Something important occurred to me as I was thinking about key parts of my research project, and I wondered how I might go about finding out whether I was on the right track. So, I turned to my (very informal) network. I'm not a dues-paying member of the T F Torrance Fellowship because their online payment system doesn't accept $ from Canada, and I noticed that the Fellowship's blog hasn't seen much action lately. But I've received valuable help before from Dr. Gary Deddo and Dr. Elmer Colyer, who are founding members, so I emailed with this question:
I admire TFT's strong position on the contingent nature of creation and there is a lot to be said in favor of his stance re: creation's intelligibility, but I just realized that I can't remember him making the connection that would seem to (necessarily) follow: that creation's intelligibility is contingent. I have read him as saying that, because of creatio ex nihilo and because in Christ all things hold together/he sustains all things by his powerful word, creation has an inherent intelligibility. Would contingent not be more consistent here than inherent? (It certainly could be simply that I am mistaken in my reading; the distinction has just now occurred to me, so I haven't been reading with that in mind.) In other words, would I be challenging, extending, going beyond, or drawing upon TFT by claiming that creation has no voice of its own but contingently depends on the Holy Spirit to (moment-by-moment) give to those seeking understanding what is needed to recognize the intelligibility of its internal structure?

It wasn't long before I heard from both. Here is Dr. Colyer's reply:
You are correct that Torrance should conceive of the intelligibility of the created order as contingent. However, Torrance does acknowledge and develop this explicitly. See my book, HOW TO READ TFT, pp. 168-73 for a summary and notes to the primary sources in Torrance's publications. You are also correct that this contingent order (rationality in human beings, intelligibility in creation) is dynamic and sustained continuously by the Word and Spirit of God, indeed, via Trinitarian perichoretic coactivity. However, it is also INHERENT in the created order by God's continuous activity. This is what provides creation with its stability, consistency, lawfulness that makes creation "open" to human rational investigation, so that scientists can be "priests of creation" who bring the contingent intelligibility of the contingent, free and spontaneous creation to orderly articulation in praise of the Triune Creator, the vast theater of the Glory of God!

I responded with
Thank you very much; this is very helpful. The both/and speaks to the idea of "knowledge"as both ontological, something in the world, and epistemological, something in the mind.

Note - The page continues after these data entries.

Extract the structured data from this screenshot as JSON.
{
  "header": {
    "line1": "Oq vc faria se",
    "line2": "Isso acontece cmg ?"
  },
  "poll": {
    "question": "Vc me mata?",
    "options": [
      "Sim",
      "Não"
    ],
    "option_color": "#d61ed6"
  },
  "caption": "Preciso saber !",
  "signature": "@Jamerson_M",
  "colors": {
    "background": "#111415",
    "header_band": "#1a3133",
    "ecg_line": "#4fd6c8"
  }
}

So this exchange relates to my thesis on at least a couple of levels: the social affordances of the internet made possible my asking the question of someone who knows and (combined with the gracious kindness of Drs. Deddo and Colyer) my receiving such a quick reply; also, this experience confirms the idea that knowledge is both verb-like ("knowing") in individuals' minds and noun-like (an object?) as distributed over a network.
Now, since I'm working away from home, I don't have access to How to Read T. F. Torrance. Had I bought anything from amazon.com, I could have searched inside and found the pages that Dr. Colyer is referring to. Alas, that feature isn't enabled for this book on amazon.ca (where, much to my wife's dismay, I'm a valued customer!), and Wipf & Stock, who have recently republished it at a very good price, don't offer "search inside." I notice, though, that I can check out a few pages of The Promise of Trinitarian Theology and also of The Nature of Doctrine in the Theology of T. F. Torrance.